At the end of the day I had a meeting with Sarah and Dr. Aragon to discuss the comments received from the astrophysicists about the first prototype.
Here is my list with the things I have to do in the next 5 weeks:
1. create the fisheye rollover effect for both axes.
2. create dynamic queries for redshift, spectra and others that the astrophysicists may ask for.
3. look into performance
4. select a target and make the entire column or row visible.
5. put the small target graphs on a box.
By the end of the week, I finished implementing the fisheye effect for the vertical axis; the text was colored differently when the mouse rolls over the names (i.e. red for the focus target, blue for the neighbours). The next step was fixing the layout when we were in the focused case, when one target was selected. The effect worked fine until you selected a target and you rolled over the other ones; all the offsets were shifted to the left and the space in between them changed. The first thing that had to be done in the following week was re-writing the layout that also has the special effect implemented.

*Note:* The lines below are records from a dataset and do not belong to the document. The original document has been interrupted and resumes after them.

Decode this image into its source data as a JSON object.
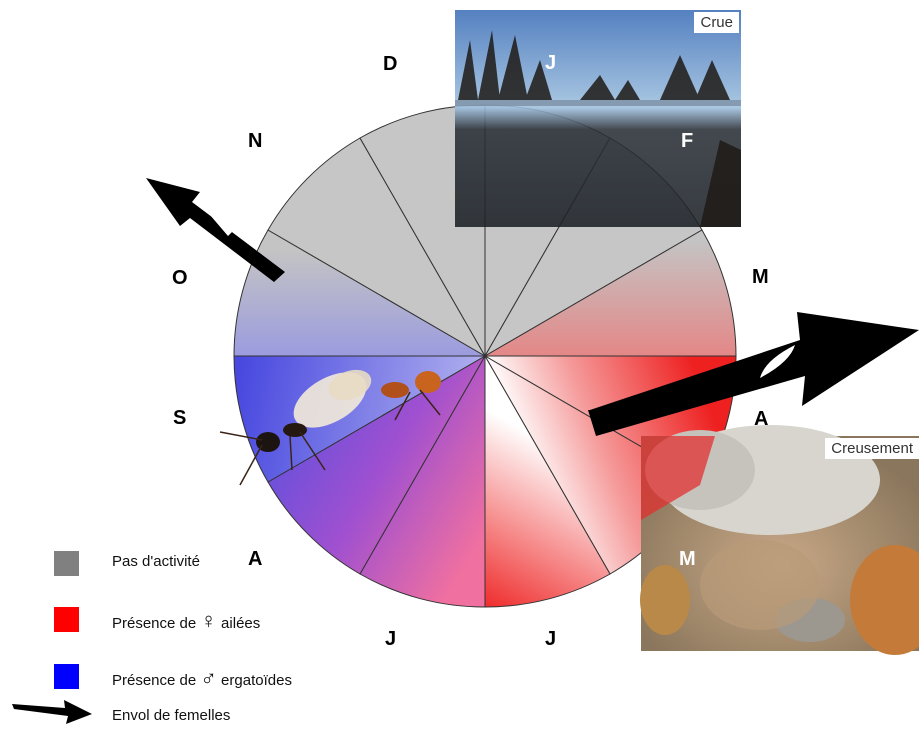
{
  "months": {
    "j1": "J",
    "f": "F",
    "m1": "M",
    "a1": "A",
    "m2": "M",
    "j2": "J",
    "j3": "J",
    "a2": "A",
    "s": "S",
    "o": "O",
    "n": "N",
    "d": "D"
  },
  "photos": {
    "flood": {
      "label": "Crue"
    },
    "dig": {
      "label": "Creusement"
    }
  },
  "legend": {
    "inactive": {
      "text": "Pas d'activité",
      "color": "#808080"
    },
    "winged_females": {
      "prefix": "Présence de ",
      "symbol": "♀",
      "suffix": " ailées",
      "color": "#ff0000"
    },
    "ergatoid_males": {
      "prefix": "Présence de ",
      "symbol": "♂",
      "suffix": " ergatoïdes",
      "color": "#0000ff"
    },
    "flight": {
      "text": "Envol de femelles"
    }
  }
}
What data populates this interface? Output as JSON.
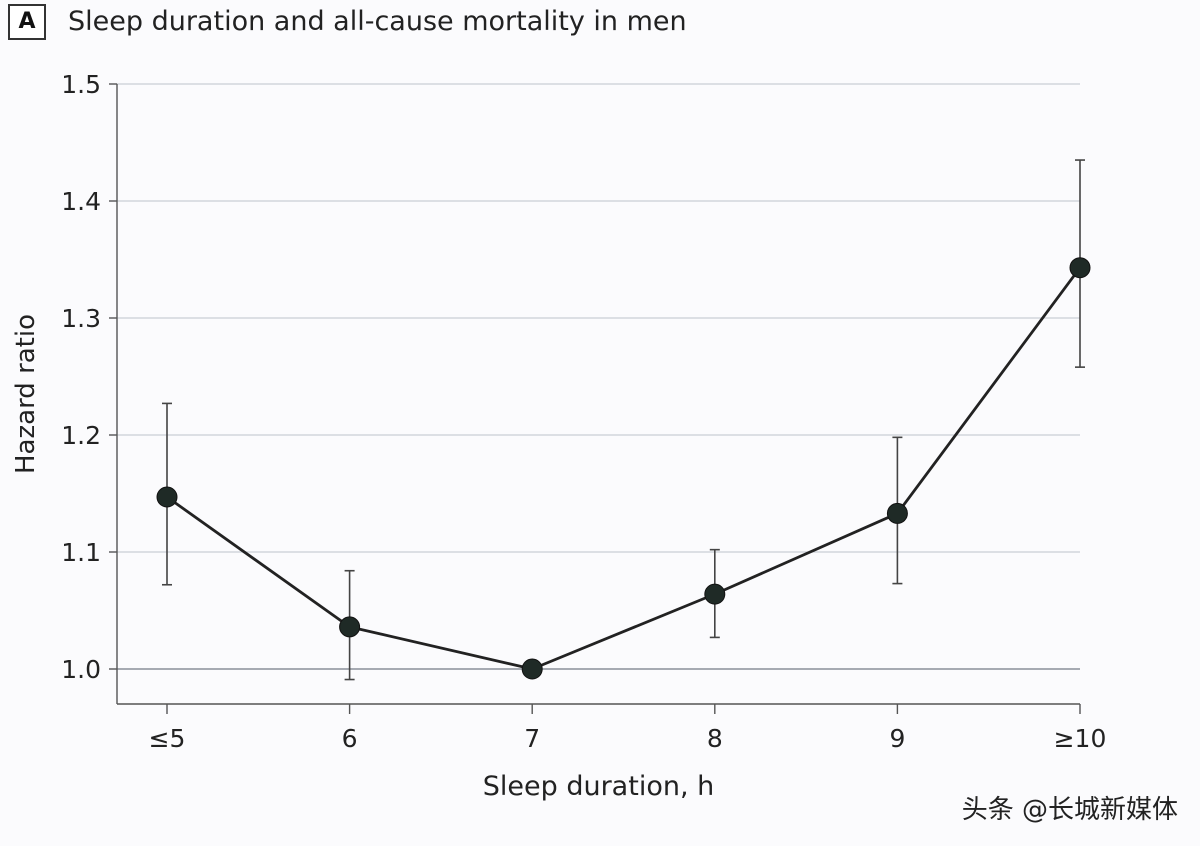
{
  "figure": {
    "panel_label": "A",
    "title": "Sleep duration and all-cause mortality in men",
    "watermark": "头条 @长城新媒体"
  },
  "colors": {
    "line": "#222222",
    "marker": "#1f2a26",
    "grid": "#c9ced6",
    "axis": "#555555",
    "text": "#222222"
  },
  "chart_data": {
    "type": "line",
    "title": "Sleep duration and all-cause mortality in men",
    "xlabel": "Sleep duration, h",
    "ylabel": "Hazard ratio",
    "categories": [
      "≤5",
      "6",
      "7",
      "8",
      "9",
      "≥10"
    ],
    "series": [
      {
        "values": [
          1.147,
          1.036,
          1.0,
          1.064,
          1.133,
          1.343
        ],
        "ci_lower": [
          1.072,
          0.991,
          1.0,
          1.027,
          1.073,
          1.258
        ],
        "ci_upper": [
          1.227,
          1.084,
          1.0,
          1.102,
          1.198,
          1.435
        ]
      }
    ],
    "ylim": [
      0.97,
      1.5
    ],
    "yticks": [
      1.0,
      1.1,
      1.2,
      1.3,
      1.4,
      1.5
    ],
    "ytick_labels": [
      "1.0",
      "1.1",
      "1.2",
      "1.3",
      "1.4",
      "1.5"
    ],
    "grid": true,
    "grid_axis": "y"
  }
}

Also, by the end of the week, I fixed the slider problem. I needed to change the mousePressed method, the updateRange and all the other calls made to the updateRange method. The problem I had was mostly given by the extent and the end of the slider.
Regarding the performance I found a profiler plugin for Eclipse. I talked to the sys admin of the workstation I was using with Eclipse and hopefully, soon I would be able to profile the codes and to improve them, to make them run faster.